FAA Lets Pilots Use Non-NWS Weather Reports
Published Date: 5/22/2026
Proposed Rule
Summary
The FAA is updating its rules to use weather reports made by the FAA and other approved sources instead of the National Weather Service, which no longer provides these reports. This change helps keep pilots and air traffic controllers informed with up-to-date weather info. Anyone involved in flying or managing flights should know about this, and comments on the proposal are due by June 22, 2026.
Analyzed Economic Effects
5 provisions identified: 5 benefits, 0 costs, 0 mixed.
FAA replaces NWS as weather source
The FAA proposes to remove references to the U.S. National Weather Service (NWS) and require that weather reports used under 14 CFR parts 91, 121, and 135 (including §§ 91.1039, 121.101, 121.119, 121.651, 135.213, 135.225, and 135.611) be prepared by the Federal Aviation Administration or a source approved by the FAA Administrator. The rule text says this aligns regulations with current practice and replaces the outdated phrase “weather reporting facility” with “weather report.”
FAA may approve third‑party weather sources
The proposal gives the FAA Administrator explicit authority to approve alternate or third‑party sources of weather information for operators under parts 121 and 135 (for example via amendments to §§ 121.101 and 121.119). The FAA says this would enable FAA approval of analyzed weather (model-derived or novel sensors) and third‑party providers where approved sensed weather information is unavailable.
Part 121 exemption requirement removed
For part 121 operators, the rule would remove the need to use the exemption process to rely on an FAA‑approved alternate weather source (see discussion of §§ 121.101 and 121.119).

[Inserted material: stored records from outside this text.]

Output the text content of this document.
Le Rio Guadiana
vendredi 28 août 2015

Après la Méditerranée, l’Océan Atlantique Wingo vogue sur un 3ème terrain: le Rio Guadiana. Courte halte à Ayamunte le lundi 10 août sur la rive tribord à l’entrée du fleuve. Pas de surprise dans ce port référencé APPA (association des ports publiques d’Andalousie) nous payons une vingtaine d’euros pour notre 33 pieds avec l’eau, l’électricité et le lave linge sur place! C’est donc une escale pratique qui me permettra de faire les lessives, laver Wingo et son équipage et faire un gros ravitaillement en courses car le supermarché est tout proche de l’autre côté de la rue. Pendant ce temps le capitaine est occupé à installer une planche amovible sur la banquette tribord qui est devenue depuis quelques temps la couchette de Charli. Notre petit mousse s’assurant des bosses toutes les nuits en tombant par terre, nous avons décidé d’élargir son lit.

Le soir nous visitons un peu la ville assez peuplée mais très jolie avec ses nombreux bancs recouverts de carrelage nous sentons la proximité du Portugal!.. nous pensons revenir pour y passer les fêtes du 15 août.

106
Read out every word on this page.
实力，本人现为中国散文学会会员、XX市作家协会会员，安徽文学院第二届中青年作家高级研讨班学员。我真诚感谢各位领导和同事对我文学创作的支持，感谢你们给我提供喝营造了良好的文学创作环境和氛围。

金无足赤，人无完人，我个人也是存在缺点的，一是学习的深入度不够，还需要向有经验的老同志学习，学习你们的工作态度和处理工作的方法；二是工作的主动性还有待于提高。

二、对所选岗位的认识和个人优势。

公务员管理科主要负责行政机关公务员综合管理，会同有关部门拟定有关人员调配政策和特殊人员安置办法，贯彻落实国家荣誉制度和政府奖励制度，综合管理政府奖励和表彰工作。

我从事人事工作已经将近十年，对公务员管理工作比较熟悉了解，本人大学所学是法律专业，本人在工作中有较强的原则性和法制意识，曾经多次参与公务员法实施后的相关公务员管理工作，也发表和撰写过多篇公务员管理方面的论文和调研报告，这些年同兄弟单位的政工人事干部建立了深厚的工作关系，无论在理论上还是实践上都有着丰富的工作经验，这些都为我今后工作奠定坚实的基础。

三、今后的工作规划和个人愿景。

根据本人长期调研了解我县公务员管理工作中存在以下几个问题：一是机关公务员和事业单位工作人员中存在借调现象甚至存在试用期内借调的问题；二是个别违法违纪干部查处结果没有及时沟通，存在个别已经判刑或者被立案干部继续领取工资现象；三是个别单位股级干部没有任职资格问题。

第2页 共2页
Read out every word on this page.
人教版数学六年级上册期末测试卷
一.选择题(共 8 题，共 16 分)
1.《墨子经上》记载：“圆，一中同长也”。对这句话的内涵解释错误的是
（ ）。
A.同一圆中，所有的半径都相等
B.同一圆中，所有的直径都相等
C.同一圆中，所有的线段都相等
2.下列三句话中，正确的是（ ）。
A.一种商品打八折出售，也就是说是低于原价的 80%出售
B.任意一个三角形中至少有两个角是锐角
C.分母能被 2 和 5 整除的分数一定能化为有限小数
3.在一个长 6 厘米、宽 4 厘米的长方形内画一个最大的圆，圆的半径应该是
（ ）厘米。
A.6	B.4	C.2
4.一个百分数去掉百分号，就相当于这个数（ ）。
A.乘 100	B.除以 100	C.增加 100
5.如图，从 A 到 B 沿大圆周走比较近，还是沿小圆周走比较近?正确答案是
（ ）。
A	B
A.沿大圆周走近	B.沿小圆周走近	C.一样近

FAA says this change would void the need for operators to seek exemptions to use FAA‑approved alternate sources.
Ground visibility definition updated
The proposed revision to 14 CFR 1.1 changes the definition of “ground visibility” to read that it is the prevailing horizontal visibility “as reported by the Federal Aviation Administration or an accredited observer.” This replaces the previous language that referenced the National Weather Service.
Altimeter source updated to RASS
The proposal replaces the phrase “current altimeter setting provided by the facility” with “Remote Altimeter Setting Source (RASS)” in § 135.225(b)(2) for eligible on‑demand operations, allowing use of a charted alternate altimeter setting source. The preamble states this is intended to update and clarify language and is not meant to change meaning or add regulatory burden.